In diesem Kapitel werden Themen behandelt, die man im Studium der Humanmedizin und auch während der Tätigkeit in der Klinik nicht ohne weiteres erlernt. Erst durch den zahlreichen Kontakt und die Konfrontation in der Kinder- und jugendärztlichen Praxis und letztendlich durch die Auseinandersetzung mit den eigenen Kindern entwickelt sich das Verständnis für zahlreiche Herausforderungen, die ein heranwachsender kleiner Mensch mit sich bringt.

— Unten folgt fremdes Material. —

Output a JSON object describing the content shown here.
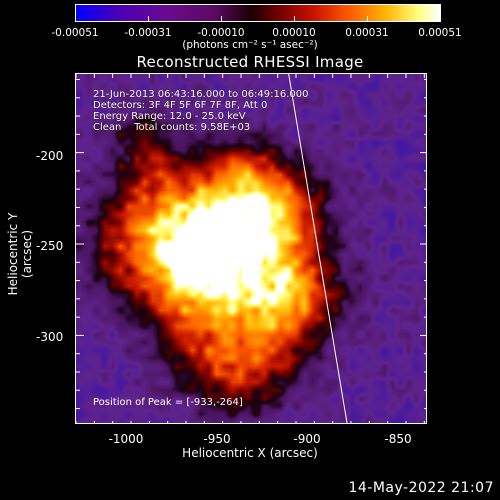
{
  "colorbar": {
    "tick_labels": [
      "-0.00051",
      "-0.00031",
      "-0.00010",
      "0.00010",
      "0.00031",
      "0.00051"
    ],
    "ticks": [
      -0.00051,
      -0.00031,
      -0.0001,
      0.0001,
      0.00031,
      0.00051
    ],
    "range": [
      -0.00051,
      0.00051
    ],
    "units": "(photons cm⁻² s⁻¹ asec⁻²)"
  },
  "title": "Reconstructed RHESSI Image",
  "info_lines": [
    "21-Jun-2013 06:43:16.000 to 06:49:16.000",
    "Detectors: 3F 4F 5F 6F 7F 8F, Att 0",
    "Energy Range: 12.0 - 25.0 keV",
    "Clean    Total counts: 9.58E+03"
  ],
  "peak_text": "Position of Peak = [-933,-264]",
  "chart_data": {
    "type": "heatmap",
    "title": "Reconstructed RHESSI Image",
    "xlabel": "Heliocentric X (arcsec)",
    "ylabel": "Heliocentric Y (arcsec)",
    "xlim": [
      -1025,
      -833
    ],
    "ylim": [
      -349,
      -157
    ],
    "xticks": [
      -1000,
      -950,
      -900,
      -850
    ],
    "xtick_labels": [
      "-1000",
      "-950",
      "-900",
      "-850"
    ],
    "yticks": [
      -300,
      -250,
      -200
    ],
    "ytick_labels": [
      "-300",
      "-250",
      "-200"
    ],
    "peak": [
      -933,
      -264
    ],
    "limb_line": [
      [
        -909,
        -157
      ],
      [
        -877,
        -349
      ]
    ],
    "colorbar_range": [
      -0.00051,
      0.00051
    ]
  },
  "timestamp": "14-May-2022 21:07"
}
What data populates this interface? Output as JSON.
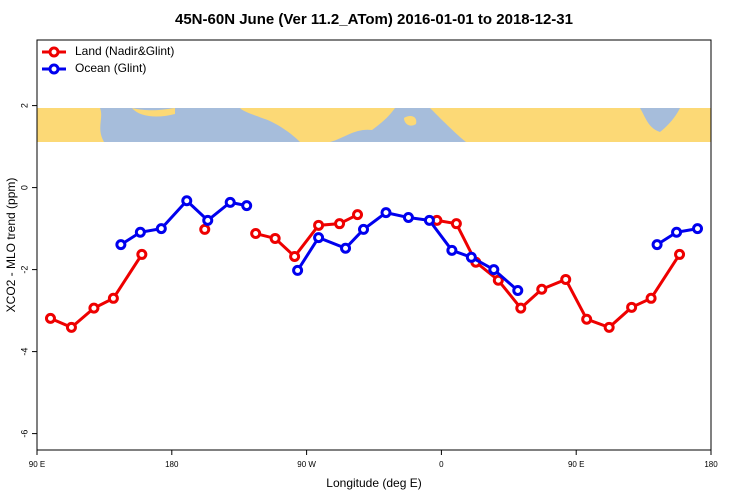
{
  "chart_data": {
    "type": "line",
    "title": "45N-60N June (Ver 11.2_ATom)   2016-01-01 to 2018-12-31",
    "x_label": "Longitude (deg E)",
    "y_label": "XCO2 - MLO trend (ppm)",
    "xlim": [
      90,
      540
    ],
    "ylim": [
      -6.4,
      3.6
    ],
    "xticks": [
      {
        "value": 90,
        "label": "90 E"
      },
      180,
      {
        "value": 270,
        "label": "90 W"
      },
      {
        "value": 360,
        "label": "0"
      },
      {
        "value": 450,
        "label": "90 E"
      },
      {
        "value": 540,
        "label": "180"
      }
    ],
    "yticks": [
      -6,
      -4,
      -2,
      0,
      2
    ],
    "legend": "top-left",
    "series": [
      {
        "name": "Land (Nadir&Glint)",
        "color": "#ee0000",
        "x": [
          99,
          113,
          128,
          141,
          160,
          null,
          202,
          null,
          236,
          249,
          262,
          278,
          292,
          304,
          null,
          357,
          370,
          383,
          398,
          413,
          427,
          443,
          457,
          472,
          487,
          500,
          519
        ],
        "values": [
          -3.19,
          -3.41,
          -2.94,
          -2.7,
          -1.63,
          null,
          -1.02,
          null,
          -1.12,
          -1.24,
          -1.68,
          -0.92,
          -0.88,
          -0.66,
          null,
          -0.8,
          -0.88,
          -1.82,
          -2.26,
          -2.94,
          -2.48,
          -2.24,
          -3.21,
          -3.41,
          -2.92,
          -2.7,
          -1.63
        ]
      },
      {
        "name": "Ocean (Glint)",
        "color": "#0000ee",
        "x": [
          146,
          159,
          173,
          190,
          204,
          219,
          230,
          null,
          264,
          278,
          296,
          308,
          323,
          338,
          352,
          367,
          380,
          395,
          411,
          null,
          504,
          517,
          531
        ],
        "values": [
          -1.39,
          -1.09,
          -1.0,
          -0.32,
          -0.8,
          -0.36,
          -0.44,
          null,
          -2.02,
          -1.22,
          -1.48,
          -1.02,
          -0.61,
          -0.73,
          -0.8,
          -1.53,
          -1.7,
          -2.0,
          -2.51,
          null,
          -1.39,
          -1.09,
          -1.0
        ]
      }
    ]
  }
}
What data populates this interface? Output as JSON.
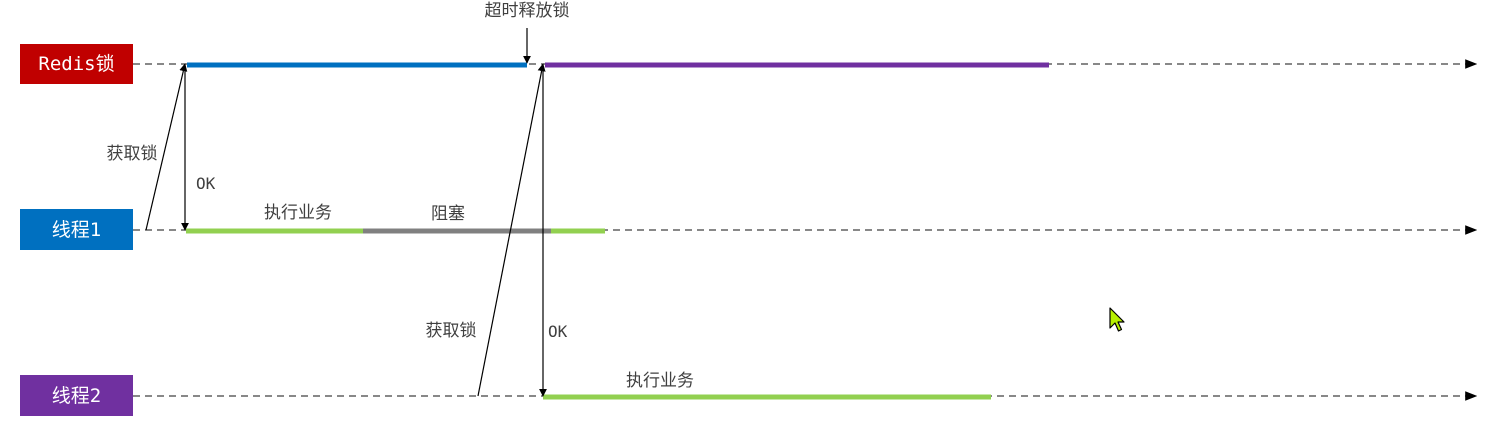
{
  "lanes": {
    "redis": {
      "label": "Redis锁",
      "color": "#C00000"
    },
    "thread1": {
      "label": "线程1",
      "color": "#0070C0"
    },
    "thread2": {
      "label": "线程2",
      "color": "#7030A0"
    }
  },
  "annotations": {
    "timeout_release": "超时释放锁",
    "acquire_lock_1": "获取锁",
    "ok_1": "OK",
    "execute_1": "执行业务",
    "blocked": "阻塞",
    "acquire_lock_2": "获取锁",
    "ok_2": "OK",
    "execute_2": "执行业务"
  },
  "colors": {
    "lock_held_thread1": "#0070C0",
    "lock_held_thread2": "#7030A0",
    "business": "#92D050",
    "blocked": "#808080",
    "timeline": "#404040"
  }
}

In der Notaufnahme empfiehlt man der unerfahrenen Familie mit erstem Säugling auf die Schnelle entblähende Tropfen, homöopathische Kümmelzäpfchen oder Probiotika und hat sie nach wenigen Minuten wieder aus der Betreuung entlassen. Im Zweifel darf noch der Osteopath heran, der durch manuelle Techniken angebliche Blockaden oder Verspannungen zu lösen versucht. Innerhalb weniger Monate verlagert sich der Fokus von vermuteten Bauchbeschwerden hin zu zahnungsbedingten Unannehmlichkeiten und die Zahnungsgels kommen zum Einsatz.
Natürliche Entwicklung
Der Mensch neigt dazu, nach konkreten Ursachen für Probleme zu suchen und erwartet dementsprechend spezifische Lösungen zu finden. Häufig jedoch entziehen sich diese Herausforderungen einer einfachen Erklärung oder Lösung. Aus der Praxis mit vielen Familien und den Erfahrungen mit den eigenen Kindern kristallisiert sich eine tiefgreifende Erkenntnis heraus: Oftmals müssen wir akzeptieren, dass manche Zustände und Verhaltensweisen Teil natürlicher Entwicklungsprozesse sind, ob wir sie nun als Wachstumsschübe, Phasen oder Entwicklungssprünge bezeichnen. Diese Phänomene sind nicht immer konkret fassbar, bilden aber einen wesentlichen Bestandteil des kindlichen Wachstums und der Entwicklung.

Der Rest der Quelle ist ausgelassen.